No Brasil, embora as mulheres componham 46,6% da população de médicos em 2020, disparidades em equidade de gênero persistem nas especialidades cirúrgicas5. As mulheres representam 57,7% dos ginecologistas e obstetras, e consistem em apenas 22,1% dos cirurgiões gerais e 38,3% dos anestesistas5. Dentre as barreiras que previnem as mulheres de exercer maior liderança nessas especialidades, tem-se o acesso reduzido a redes de apoio e orientação. Desse modo, o desenvolvimento de programas de mentoria torna-se uma alternativa relevante não apenas contribuindo para a retenção dessas profissionais nas áreas cirúrgicas, mas também para a criação de ambientes de trabalho mais inclusivos e diversos4),(6.

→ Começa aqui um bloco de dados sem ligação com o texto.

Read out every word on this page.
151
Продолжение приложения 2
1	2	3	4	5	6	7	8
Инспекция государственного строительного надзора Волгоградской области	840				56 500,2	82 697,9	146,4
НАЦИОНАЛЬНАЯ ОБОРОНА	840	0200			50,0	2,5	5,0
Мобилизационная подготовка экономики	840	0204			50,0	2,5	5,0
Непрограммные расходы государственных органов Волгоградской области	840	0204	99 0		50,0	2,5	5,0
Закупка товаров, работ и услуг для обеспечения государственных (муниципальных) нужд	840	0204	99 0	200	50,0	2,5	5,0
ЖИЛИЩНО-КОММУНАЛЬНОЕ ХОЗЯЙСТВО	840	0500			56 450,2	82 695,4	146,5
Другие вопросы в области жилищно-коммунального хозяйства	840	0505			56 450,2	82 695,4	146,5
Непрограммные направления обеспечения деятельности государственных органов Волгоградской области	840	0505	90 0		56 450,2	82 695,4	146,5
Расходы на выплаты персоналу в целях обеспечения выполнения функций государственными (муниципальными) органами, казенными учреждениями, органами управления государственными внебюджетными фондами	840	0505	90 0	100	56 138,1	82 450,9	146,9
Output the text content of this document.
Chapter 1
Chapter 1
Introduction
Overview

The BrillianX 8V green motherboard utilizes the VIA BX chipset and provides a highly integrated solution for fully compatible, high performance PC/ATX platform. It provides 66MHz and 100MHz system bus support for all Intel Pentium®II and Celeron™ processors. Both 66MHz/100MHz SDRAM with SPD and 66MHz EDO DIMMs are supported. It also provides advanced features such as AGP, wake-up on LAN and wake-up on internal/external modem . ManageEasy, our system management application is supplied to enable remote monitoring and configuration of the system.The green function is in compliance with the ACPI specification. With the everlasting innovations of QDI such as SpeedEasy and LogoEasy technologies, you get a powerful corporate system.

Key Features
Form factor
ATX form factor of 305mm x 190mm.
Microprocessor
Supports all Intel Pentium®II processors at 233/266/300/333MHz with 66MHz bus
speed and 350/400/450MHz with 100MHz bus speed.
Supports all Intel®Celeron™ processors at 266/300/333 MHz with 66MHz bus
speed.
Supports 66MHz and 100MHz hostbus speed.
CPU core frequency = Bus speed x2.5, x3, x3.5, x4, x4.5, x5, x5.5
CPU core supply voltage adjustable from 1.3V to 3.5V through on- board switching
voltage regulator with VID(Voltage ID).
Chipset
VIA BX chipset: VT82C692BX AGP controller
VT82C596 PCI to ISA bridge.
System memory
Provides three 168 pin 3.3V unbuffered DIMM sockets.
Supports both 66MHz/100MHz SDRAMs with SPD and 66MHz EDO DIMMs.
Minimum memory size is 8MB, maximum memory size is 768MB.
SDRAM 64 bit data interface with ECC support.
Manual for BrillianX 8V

Mentoria é definida como a relação na qual o mentor, indivíduo com mais experiência e conhecimento, auxilia o outro, o mentorando, a crescer profissional e pessoalmente por meio de orientação, aconselhamento e promoção acadêmica7. Também foi demonstrado o seu papel em desenvolver resiliência, de modo a melhorar o manejo de tempo e a maneira como os mentorandos lidam com situações de emergências, habilidades essenciais ao profissional das áreas cirúrgicas8. Entretanto, a pouca evidência acerca das mentorias voltadas para a mão de obra cirúrgica em países da América Latina dificulta a compreensão do impacto contexto-específico dessa intervenção4),(6.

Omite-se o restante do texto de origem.